Another interesting bit from yesterday: I've started going to student clinic counseling sessions again (where our psych PhD students do their clinic hours) with the goal of tackling "the deafness thing" some more. Unpacking what it is, what that part of my identity looks like and how I want it to, how I deal with it, what it means to do X, Y, and Z since by getting hearing aids and CART and such I'm marking myself as "deaf" for the first time, instead of my prior default of hiding it as much as possible all the time, working very hard to pretend that it doesn't exist, that it's all effortless.

There is still a huge part of me that wonders why I spend an hour on Tuesdays thinking about such bullshit; what's the big deal? You're fine. You deal with it perfectly fine. Move on, work on more important things.

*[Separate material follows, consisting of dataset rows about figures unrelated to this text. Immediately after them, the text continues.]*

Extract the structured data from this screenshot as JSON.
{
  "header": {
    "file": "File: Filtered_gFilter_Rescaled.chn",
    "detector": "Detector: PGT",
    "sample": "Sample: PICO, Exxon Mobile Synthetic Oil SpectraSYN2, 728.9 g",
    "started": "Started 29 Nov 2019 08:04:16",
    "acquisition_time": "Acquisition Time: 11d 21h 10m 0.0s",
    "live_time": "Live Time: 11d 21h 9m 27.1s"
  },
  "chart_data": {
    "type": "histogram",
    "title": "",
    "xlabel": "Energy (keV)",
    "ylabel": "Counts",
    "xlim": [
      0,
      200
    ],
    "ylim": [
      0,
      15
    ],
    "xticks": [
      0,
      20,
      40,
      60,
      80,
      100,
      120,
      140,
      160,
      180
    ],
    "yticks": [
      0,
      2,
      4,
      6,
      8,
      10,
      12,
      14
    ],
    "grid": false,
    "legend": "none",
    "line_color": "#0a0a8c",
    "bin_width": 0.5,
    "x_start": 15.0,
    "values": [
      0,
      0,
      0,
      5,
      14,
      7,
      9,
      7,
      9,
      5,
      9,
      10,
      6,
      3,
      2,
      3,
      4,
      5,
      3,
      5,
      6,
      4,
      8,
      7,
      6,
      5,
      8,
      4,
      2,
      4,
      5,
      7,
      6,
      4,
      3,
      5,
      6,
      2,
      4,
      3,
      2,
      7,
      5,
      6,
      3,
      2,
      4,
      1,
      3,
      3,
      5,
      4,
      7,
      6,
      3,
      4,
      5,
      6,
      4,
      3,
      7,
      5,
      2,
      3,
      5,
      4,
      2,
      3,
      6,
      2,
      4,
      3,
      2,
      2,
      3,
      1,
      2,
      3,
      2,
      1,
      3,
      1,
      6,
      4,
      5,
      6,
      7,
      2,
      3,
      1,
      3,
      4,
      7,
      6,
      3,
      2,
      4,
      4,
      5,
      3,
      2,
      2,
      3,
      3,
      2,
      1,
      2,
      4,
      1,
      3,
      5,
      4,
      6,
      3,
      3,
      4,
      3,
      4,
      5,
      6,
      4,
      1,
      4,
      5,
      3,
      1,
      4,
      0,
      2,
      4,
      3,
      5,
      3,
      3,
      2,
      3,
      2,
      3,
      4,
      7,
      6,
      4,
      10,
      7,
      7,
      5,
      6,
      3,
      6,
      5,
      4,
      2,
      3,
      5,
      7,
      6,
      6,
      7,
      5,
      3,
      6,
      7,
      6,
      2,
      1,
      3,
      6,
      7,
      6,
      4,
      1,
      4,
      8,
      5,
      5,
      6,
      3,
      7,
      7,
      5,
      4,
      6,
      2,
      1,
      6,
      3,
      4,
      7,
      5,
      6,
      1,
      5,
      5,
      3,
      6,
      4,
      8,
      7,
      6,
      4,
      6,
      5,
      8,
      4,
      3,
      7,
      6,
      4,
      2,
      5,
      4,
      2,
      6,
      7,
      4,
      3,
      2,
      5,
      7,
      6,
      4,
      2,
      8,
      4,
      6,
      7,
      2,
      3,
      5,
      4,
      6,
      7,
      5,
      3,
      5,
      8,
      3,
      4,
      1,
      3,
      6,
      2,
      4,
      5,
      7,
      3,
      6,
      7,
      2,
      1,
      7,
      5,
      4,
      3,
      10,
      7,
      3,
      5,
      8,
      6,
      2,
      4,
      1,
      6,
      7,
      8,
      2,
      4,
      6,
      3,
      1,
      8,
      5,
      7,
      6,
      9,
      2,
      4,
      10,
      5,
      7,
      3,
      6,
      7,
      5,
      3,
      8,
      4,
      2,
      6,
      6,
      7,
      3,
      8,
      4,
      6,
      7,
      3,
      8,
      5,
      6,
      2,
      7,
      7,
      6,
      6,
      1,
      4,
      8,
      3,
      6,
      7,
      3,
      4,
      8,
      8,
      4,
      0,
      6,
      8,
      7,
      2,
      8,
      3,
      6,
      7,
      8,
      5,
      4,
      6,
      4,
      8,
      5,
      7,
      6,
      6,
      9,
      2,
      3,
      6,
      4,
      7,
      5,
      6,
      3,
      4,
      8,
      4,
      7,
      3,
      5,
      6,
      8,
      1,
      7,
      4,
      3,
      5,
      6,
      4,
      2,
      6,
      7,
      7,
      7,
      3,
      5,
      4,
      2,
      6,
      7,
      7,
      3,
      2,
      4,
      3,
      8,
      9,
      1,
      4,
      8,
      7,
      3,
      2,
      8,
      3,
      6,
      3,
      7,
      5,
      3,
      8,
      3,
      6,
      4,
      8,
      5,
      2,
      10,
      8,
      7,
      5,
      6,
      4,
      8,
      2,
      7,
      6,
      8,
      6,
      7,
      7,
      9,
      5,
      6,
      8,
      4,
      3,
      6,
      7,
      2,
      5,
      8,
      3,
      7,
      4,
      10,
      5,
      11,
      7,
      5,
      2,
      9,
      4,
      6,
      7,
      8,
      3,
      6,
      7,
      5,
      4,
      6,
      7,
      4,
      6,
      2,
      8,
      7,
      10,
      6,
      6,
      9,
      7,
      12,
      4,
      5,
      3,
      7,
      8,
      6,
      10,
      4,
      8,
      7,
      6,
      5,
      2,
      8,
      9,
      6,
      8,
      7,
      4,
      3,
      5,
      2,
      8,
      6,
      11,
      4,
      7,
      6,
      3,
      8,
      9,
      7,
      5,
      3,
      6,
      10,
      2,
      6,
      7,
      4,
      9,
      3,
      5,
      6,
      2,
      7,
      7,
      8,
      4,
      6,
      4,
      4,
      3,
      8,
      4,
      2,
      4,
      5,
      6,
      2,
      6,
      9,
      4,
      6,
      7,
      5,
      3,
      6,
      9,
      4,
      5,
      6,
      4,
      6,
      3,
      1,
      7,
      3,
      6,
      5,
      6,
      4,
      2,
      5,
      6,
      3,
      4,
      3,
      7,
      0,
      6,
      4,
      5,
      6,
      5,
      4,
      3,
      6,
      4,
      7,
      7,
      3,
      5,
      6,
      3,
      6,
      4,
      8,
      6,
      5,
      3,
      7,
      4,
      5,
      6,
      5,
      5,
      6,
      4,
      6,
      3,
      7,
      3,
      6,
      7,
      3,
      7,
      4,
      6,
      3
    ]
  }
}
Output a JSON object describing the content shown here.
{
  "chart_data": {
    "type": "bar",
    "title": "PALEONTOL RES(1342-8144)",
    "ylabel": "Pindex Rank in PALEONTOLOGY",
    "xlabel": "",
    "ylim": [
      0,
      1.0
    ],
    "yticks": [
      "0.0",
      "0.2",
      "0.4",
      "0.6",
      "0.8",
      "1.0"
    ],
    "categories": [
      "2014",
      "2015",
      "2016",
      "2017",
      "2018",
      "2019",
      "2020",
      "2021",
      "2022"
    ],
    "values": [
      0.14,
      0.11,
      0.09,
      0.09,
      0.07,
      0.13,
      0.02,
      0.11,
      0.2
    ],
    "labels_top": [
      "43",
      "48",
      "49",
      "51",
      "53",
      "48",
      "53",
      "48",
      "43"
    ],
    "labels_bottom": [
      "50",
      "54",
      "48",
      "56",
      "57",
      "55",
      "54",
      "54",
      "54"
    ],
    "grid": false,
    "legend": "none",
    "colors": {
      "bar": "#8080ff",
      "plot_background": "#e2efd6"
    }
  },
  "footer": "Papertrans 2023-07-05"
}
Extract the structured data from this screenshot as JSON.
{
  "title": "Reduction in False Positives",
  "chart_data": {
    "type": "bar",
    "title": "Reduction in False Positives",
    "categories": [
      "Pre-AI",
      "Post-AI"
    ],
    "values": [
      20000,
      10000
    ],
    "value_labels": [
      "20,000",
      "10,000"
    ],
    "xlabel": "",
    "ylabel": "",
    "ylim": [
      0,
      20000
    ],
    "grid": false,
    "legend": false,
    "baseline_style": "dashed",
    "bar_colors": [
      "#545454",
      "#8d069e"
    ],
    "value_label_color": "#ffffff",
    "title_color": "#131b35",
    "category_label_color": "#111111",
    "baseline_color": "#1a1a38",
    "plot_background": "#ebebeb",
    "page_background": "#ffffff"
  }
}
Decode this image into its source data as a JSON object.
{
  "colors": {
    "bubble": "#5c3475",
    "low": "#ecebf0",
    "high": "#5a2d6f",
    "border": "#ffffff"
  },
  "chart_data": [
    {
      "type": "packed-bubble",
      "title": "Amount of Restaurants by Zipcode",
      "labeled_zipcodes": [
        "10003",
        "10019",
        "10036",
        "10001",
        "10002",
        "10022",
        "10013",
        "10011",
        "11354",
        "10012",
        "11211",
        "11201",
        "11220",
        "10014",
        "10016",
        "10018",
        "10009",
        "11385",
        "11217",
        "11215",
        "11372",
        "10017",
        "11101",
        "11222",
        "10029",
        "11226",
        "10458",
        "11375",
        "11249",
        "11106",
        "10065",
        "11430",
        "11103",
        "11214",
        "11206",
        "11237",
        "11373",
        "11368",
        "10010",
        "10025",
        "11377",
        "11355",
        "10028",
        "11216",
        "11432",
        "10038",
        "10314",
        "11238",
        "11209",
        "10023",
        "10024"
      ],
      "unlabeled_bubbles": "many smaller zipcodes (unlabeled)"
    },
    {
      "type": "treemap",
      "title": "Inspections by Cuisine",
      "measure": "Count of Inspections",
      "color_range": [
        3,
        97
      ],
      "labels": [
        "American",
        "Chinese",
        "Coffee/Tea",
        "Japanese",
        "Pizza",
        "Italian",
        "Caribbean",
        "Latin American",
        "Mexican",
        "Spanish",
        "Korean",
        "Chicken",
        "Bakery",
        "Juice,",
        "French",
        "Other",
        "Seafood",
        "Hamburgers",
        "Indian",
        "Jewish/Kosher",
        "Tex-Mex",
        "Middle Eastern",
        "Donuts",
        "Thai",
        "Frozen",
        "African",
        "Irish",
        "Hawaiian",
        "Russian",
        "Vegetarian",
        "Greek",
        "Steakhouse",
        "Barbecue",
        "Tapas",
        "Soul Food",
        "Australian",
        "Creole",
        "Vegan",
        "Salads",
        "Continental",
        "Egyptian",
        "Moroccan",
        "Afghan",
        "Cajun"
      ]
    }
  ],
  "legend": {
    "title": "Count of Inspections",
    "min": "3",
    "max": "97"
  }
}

And then, occasionally, little cracks will show in that, and I become aware of this tremendous rage lurking beneath, two decades of being pushed back to Work On More Important Things. Maybe it's fueled by the energy I pour into coping, every public minute of every day; I don't know. Maybe that's why I keep busy, so I use that energy to grapple with accessing the world instead of feeling things, exploding in unpredictable ways. Whatever that feeling is, it's highly compressed, explosive, ready to spring. So I'm noticing that and very carefully keeping it behind steel blast doors, not letting it out. Just feeling it out, trying to get a grasp of its magnitude. I thought I might have frustrated feelings on the topic, maybe even be mad -- but the monstrosity of anger I've gotten a vague sense of so far is... somewhat... scary. Like getting near an innocuous-looking thick door and feeling an intense heat -- you run like hell because that means an inferno is behind that door, and pray it doesn't shatter and belch fireballs in your direction.

Slowly. Work on that slowly, tiny pieces at a time; pick it up every so often, look, do a little thing, take the time to wrap it back up safely, put it down.

Then off again, moving at high speed at an easy lope. That's what today will be. This has been my half-hour of writing-as-meditation, getting my thoughts in order, getting them out. Now I'll pop my Ritalin, shower, wolf down breakfast while cooking up lunch -- and then portfolio. I'll write more about that as I go along.

My blog is for my future self, but sometimes it's a good thought-training tool for my present self as well.